G. Courbet_Le bagnanti (Museo di Montpellier)

G. Courbet_Le bagnanti (Museo di Montpellier)

Eppure, due anni dopo, nello stesso Diario, a proposito del celeberrimo Funerale a Ornans scrive: “scopro un capolavoro nel suo quadro scartato; non riuscivo a staccarmene. Noto dei progressi enormi[…]. Qui i personaggi sono attaccati e la composizione non è bene intesa. Ma ci sono particolari stupendi: i preti, i giovani cantori, il vaso dell’acqua benedetta e le donne piangenti”. E, continua, parlando de L’atelier, altra nota opera del maestro, di cui apprezza l’esecuzione e anche la resa dei dettagli, con un unico neo: “il quadro si presta all’equivoco: sembra un vero cielo in mezzo al quadro”; ma conclude poi che “hanno scartato una delle opere più singolari del nostro tempo”. Fermo restando l’apprezzamento per Courbet, Delacroix, in quanto romantico, non può condividere il principio della resa fedele e pedissequa della realtà per come ci appare, privata dell’immaginazione con cui si può e si deve rielaborarla: l’anima dell’artista, passa infatti proprio attraverso la creatività. Malgrado queste differenze, importanti sul piano dei precetti e degli esiti, certa apertura che questi riserva all’arte maestro del Realismo dimostra un grande acume critico.

G. Courbet_L'atelier del pittore, 1855 (Parigi, Musée d'Orsay)

G. Courbet_L’atelier del pittore, 1855 (Parigi, Musée d’Orsay)

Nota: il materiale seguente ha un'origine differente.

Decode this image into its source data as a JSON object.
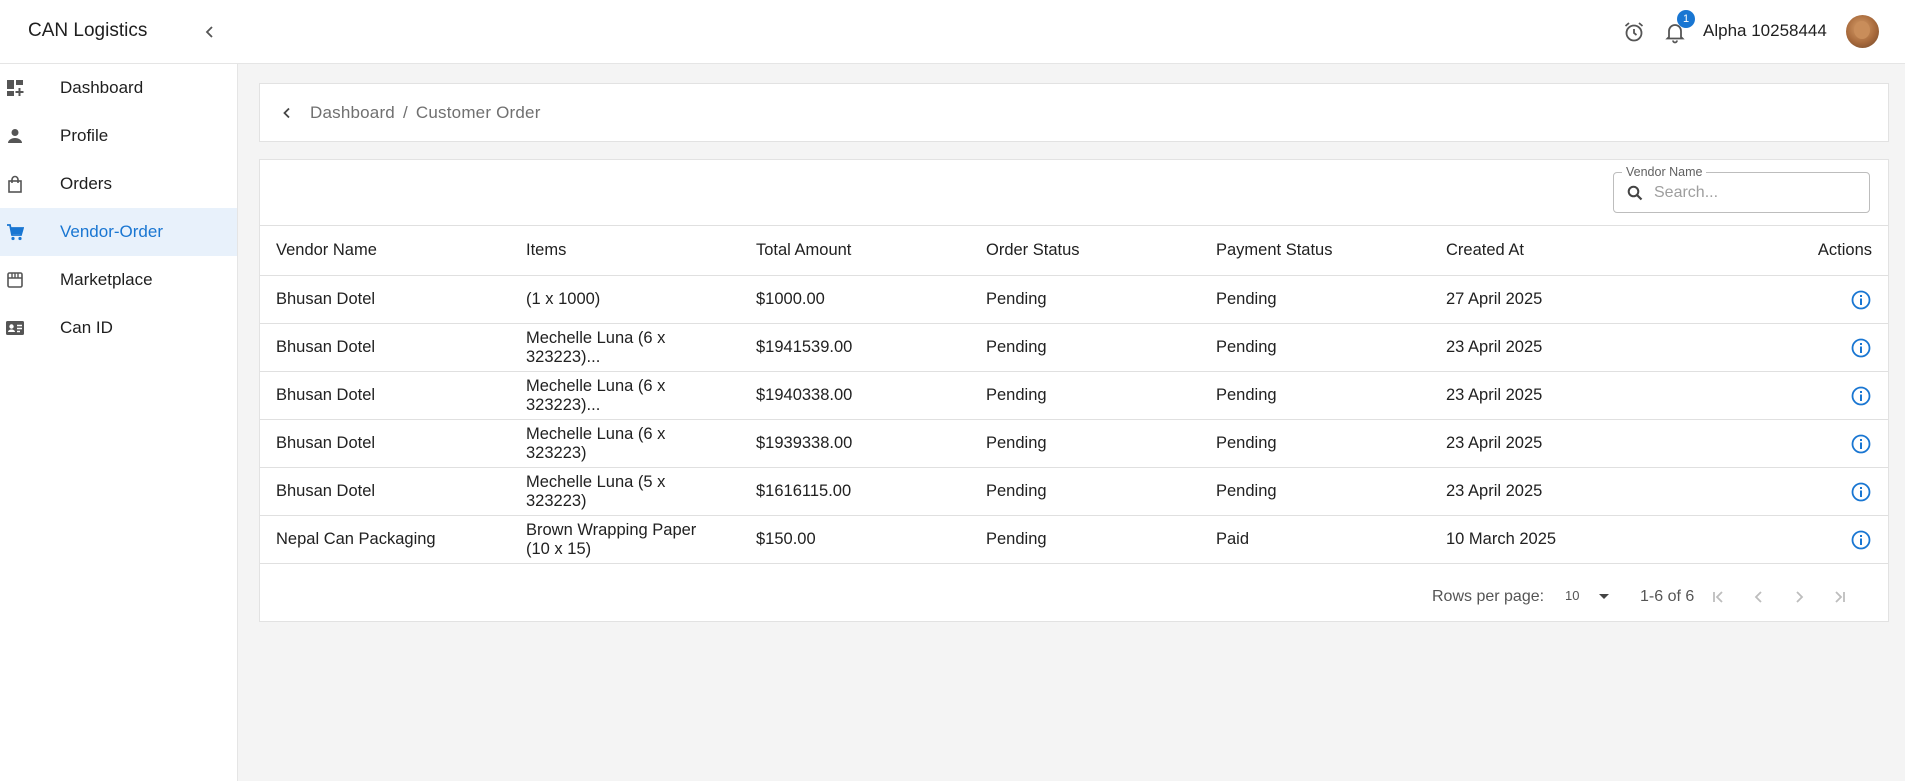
{
  "app": {
    "title": "CAN Logistics"
  },
  "header": {
    "notification_count": "1",
    "username": "Alpha 10258444"
  },
  "sidebar": {
    "items": [
      {
        "label": "Dashboard",
        "icon": "dashboard-icon"
      },
      {
        "label": "Profile",
        "icon": "person-icon"
      },
      {
        "label": "Orders",
        "icon": "shopping-bag-icon"
      },
      {
        "label": "Vendor-Order",
        "icon": "cart-icon",
        "active": true
      },
      {
        "label": "Marketplace",
        "icon": "store-icon"
      },
      {
        "label": "Can ID",
        "icon": "id-card-icon"
      }
    ]
  },
  "breadcrumb": {
    "items": [
      "Dashboard",
      "Customer Order"
    ]
  },
  "search": {
    "label": "Vendor Name",
    "placeholder": "Search...",
    "value": ""
  },
  "table": {
    "columns": [
      "Vendor Name",
      "Items",
      "Total Amount",
      "Order Status",
      "Payment Status",
      "Created At",
      "Actions"
    ],
    "rows": [
      {
        "vendor": "Bhusan Dotel",
        "items_line1": "(1 x 1000)",
        "items_line2": "",
        "total": "$1000.00",
        "order_status": "Pending",
        "payment_status": "Pending",
        "created_at": "27 April 2025"
      },
      {
        "vendor": "Bhusan Dotel",
        "items_line1": "Mechelle Luna (6 x",
        "items_line2": "323223)...",
        "total": "$1941539.00",
        "order_status": "Pending",
        "payment_status": "Pending",
        "created_at": "23 April 2025"
      },
      {
        "vendor": "Bhusan Dotel",
        "items_line1": "Mechelle Luna (6 x",
        "items_line2": "323223)...",
        "total": "$1940338.00",
        "order_status": "Pending",
        "payment_status": "Pending",
        "created_at": "23 April 2025"
      },
      {
        "vendor": "Bhusan Dotel",
        "items_line1": "Mechelle Luna (6 x",
        "items_line2": "323223)",
        "total": "$1939338.00",
        "order_status": "Pending",
        "payment_status": "Pending",
        "created_at": "23 April 2025"
      },
      {
        "vendor": "Bhusan Dotel",
        "items_line1": "Mechelle Luna (5 x",
        "items_line2": "323223)",
        "total": "$1616115.00",
        "order_status": "Pending",
        "payment_status": "Pending",
        "created_at": "23 April 2025"
      },
      {
        "vendor": "Nepal Can Packaging",
        "items_line1": "Brown Wrapping Paper",
        "items_line2": "(10 x 15)",
        "total": "$150.00",
        "order_status": "Pending",
        "payment_status": "Paid",
        "created_at": "10 March 2025"
      }
    ]
  },
  "pagination": {
    "rows_per_page_label": "Rows per page:",
    "rows_per_page": "10",
    "range": "1-6 of 6"
  },
  "colors": {
    "accent": "#1976d2",
    "active_bg": "#e8f1fb",
    "page_bg": "#f4f4f4"
  }
}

Allo stesso tempo si può ricordare anche la posizione espressa da George Lafenestre nel suo scritto (Les exposition d’art. Les indépendants et les acquarellistes) edito in “Revue des deux mondes” (1879) , nel quale analizza il Realismo in confronto diretto con l’Impressionismo: “la rivoluzione realista, diretta intorno al 1855 contro l’arte ufficiale, con grossolano schiamazzo, dal famoso Courbet, era giustificata da una certa stanchezza di formule classiche e romantiche, da certo desiderio di arte più vigorosa e più naturale, che cominciavano a guadagnare la nuova generazione. Il termine realismo non era che una parola ad effetto, inventata per l’orecchio: tuttavia, sotto la parola, c’era la cosa, cioè, il sano ritorno verso il naturalismo, cui periodicamente si sottomettono, presso i popoli vivi, tutte le arti che non vogliano morire”. E qui arriva una sferzata finale molto esplicita: “Courbet condusse la rivoluzione con la cocciuta brutalità di un contadino furbo e limitato”, ma, allo stesso tempo, “vedeva giusto: tutti i pittori che non vedranno giusto saranno ormai sorpassati”: Lafenestre riconosce in Courbet un abilissimo osservatore e “rinnovatore del vero” ed è questo che lo rende migliore rispetto alla “schiera sbandata degli impressionisti” che mettono invece al centro una sensazione percettiva, imperfetta ed epidermica: la loro è un’arte “ingenua” che prevede la frequentazione “degli ambienti più falsi della capitale: teatri, birrerie, viali, atelier, ovunque le figure umane appaiono imbellettate, stanche, turbate, essi vanno in cerca di impressioni. Se si recano in campagna è la domenica, con la folla dei cittadini […] per trovarvi quello che al mondo c’è di meno campestre: le bettole pinturacchiate, i canottieri pretenziosamente discinti” laddove invece i realisti “predicavano ai loro adepti l’orrore delle città appestate e l’amore delle campagne salubri”.